London, May 14 (Inditop) British Telecom (BT) Thursday announced 15,000 job losses, mostly in Britain, and cut its final dividend after reporting fourth quarter losses of 977 million pounds.
In comparison with the losses in the three months ending March 31, the company made profits of 426 million pounds a year earlier.
BT said it hoped to remove the 15,000 positions, representing 10 percent of the company’s workforce, through natural wastage and voluntary redundancies.
“BT has no plans to introduce compulsory redundancies,” a spokesman said.
“Our aim is to work closely with the unions to reduce BT’s total labour cost, of both direct and indirect staff, as this is critical to the success of the company going forward,” he added.
BT, which has already shed 15,000 jobs, said the new redundancies will be made over the next 12 months.
The losses were put down to BT’s troubled Global Services division, which provides communications services to government agencies and companies, including Microsoft, Reuters and the National Health Service.
The division suffered pretax losses of 1.5 billion pounds, BT said, describing its performance as “unacceptable”.
BT had expanded the unit rapidly in recent years but saw costs spiral.
Chief Exeutive Ian Livingston said, “Three out of four of BT’s lines of business have performed well in spite of fierce competition and the global economic downturn.

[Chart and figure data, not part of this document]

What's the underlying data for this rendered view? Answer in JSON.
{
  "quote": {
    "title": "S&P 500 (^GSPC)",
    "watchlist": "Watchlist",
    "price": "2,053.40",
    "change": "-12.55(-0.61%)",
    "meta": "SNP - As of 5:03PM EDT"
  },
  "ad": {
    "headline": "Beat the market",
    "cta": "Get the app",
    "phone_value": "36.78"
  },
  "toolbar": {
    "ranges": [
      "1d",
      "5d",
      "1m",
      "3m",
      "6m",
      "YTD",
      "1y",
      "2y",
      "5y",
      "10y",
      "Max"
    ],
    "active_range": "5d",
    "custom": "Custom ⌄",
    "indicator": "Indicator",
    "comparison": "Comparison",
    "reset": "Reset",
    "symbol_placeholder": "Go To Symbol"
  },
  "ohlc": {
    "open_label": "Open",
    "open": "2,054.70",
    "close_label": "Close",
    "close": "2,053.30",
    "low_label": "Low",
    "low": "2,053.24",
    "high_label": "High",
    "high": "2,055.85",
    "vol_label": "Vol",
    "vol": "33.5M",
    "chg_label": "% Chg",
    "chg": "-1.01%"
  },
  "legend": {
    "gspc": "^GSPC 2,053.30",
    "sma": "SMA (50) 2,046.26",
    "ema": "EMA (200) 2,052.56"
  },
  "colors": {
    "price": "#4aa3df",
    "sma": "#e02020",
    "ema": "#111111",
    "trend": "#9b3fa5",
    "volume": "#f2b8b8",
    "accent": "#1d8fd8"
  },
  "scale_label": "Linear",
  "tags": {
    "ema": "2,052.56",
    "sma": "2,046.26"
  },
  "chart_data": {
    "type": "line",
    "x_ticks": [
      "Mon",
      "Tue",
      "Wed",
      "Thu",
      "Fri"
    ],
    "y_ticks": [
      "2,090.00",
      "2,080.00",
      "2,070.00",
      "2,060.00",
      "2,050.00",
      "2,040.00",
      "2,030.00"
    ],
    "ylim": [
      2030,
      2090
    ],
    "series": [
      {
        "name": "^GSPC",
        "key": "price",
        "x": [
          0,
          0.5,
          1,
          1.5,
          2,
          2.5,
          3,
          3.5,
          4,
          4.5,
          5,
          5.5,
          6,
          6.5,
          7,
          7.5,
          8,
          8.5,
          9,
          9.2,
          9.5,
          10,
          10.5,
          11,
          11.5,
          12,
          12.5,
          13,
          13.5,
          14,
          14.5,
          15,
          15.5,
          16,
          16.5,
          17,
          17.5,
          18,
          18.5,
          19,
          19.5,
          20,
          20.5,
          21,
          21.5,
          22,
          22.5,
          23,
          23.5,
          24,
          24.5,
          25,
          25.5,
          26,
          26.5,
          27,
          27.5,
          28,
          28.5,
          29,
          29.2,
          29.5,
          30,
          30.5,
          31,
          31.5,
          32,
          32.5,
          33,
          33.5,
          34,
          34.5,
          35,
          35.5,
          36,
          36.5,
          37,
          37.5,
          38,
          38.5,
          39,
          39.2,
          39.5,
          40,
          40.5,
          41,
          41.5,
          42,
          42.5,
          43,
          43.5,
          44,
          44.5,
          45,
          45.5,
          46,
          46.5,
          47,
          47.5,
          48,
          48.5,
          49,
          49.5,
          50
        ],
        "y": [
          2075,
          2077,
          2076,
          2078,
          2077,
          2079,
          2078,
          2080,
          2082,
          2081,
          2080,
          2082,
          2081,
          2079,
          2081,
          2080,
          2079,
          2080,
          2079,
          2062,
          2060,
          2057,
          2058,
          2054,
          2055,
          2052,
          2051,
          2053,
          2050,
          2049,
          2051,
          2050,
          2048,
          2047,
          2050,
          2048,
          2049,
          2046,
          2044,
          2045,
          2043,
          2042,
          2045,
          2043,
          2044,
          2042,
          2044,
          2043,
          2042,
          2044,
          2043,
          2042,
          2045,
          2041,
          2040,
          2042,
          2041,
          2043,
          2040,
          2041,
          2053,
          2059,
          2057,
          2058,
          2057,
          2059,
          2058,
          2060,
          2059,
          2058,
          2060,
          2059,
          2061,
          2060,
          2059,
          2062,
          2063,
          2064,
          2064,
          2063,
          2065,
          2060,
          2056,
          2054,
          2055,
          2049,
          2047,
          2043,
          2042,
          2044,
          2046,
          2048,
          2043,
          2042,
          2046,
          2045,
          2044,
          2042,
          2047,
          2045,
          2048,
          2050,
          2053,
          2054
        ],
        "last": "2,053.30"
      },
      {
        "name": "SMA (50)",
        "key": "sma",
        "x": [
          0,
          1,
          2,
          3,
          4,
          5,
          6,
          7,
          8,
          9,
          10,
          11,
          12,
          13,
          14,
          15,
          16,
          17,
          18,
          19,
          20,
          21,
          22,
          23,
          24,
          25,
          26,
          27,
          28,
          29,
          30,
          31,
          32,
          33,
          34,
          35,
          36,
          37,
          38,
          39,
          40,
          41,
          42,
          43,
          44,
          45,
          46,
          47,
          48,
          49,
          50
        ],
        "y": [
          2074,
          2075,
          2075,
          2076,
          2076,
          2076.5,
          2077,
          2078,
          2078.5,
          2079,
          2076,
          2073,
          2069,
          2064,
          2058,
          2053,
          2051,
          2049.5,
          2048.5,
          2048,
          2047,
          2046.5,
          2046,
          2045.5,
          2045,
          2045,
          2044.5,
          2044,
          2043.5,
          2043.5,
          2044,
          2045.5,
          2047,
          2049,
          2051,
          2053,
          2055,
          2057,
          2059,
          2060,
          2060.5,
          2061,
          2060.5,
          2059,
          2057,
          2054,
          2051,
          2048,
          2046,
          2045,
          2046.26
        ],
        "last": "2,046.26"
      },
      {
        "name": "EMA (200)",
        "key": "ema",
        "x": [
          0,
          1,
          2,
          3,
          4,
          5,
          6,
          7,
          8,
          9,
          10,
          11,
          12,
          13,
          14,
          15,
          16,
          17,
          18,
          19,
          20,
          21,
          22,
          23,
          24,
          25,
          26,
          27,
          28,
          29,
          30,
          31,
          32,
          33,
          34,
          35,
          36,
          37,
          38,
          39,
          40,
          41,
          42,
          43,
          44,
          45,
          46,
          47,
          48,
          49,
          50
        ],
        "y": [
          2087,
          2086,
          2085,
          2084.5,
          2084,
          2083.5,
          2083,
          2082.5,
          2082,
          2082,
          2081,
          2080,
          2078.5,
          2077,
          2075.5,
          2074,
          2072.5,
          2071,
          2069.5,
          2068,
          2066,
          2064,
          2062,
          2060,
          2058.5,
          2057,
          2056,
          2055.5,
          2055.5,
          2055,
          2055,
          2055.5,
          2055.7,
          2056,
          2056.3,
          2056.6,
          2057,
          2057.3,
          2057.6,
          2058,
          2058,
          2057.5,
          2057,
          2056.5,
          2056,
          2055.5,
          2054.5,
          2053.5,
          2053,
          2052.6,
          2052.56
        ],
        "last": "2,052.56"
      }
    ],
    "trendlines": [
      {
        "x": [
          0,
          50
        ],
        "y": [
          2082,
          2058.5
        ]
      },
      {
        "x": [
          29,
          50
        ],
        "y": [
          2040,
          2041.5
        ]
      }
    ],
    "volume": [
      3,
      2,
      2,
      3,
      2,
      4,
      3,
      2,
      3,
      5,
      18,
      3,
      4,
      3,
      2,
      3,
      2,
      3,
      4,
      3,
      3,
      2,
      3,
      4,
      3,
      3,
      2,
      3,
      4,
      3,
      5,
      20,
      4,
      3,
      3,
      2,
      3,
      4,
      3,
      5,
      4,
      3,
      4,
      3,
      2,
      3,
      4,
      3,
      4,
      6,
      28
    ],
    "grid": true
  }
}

“However this achievement has been overshadowed by the unacceptable performance of BT Global Services and the resulting charges we have taken.”
BT also cut its total dividend by 60 percent in a bid to close a net pension deficit of 2.9 billion pounds.
“Although far from impressive, the worst seems to be out of the way for BT,” said Manoj Ladwa, senior trader at ETX Capital.
“Shareholders are likely to be encouraged by its dividend policy and measures undertaken to turn around its underperforming Global Services division,” Ladwa added.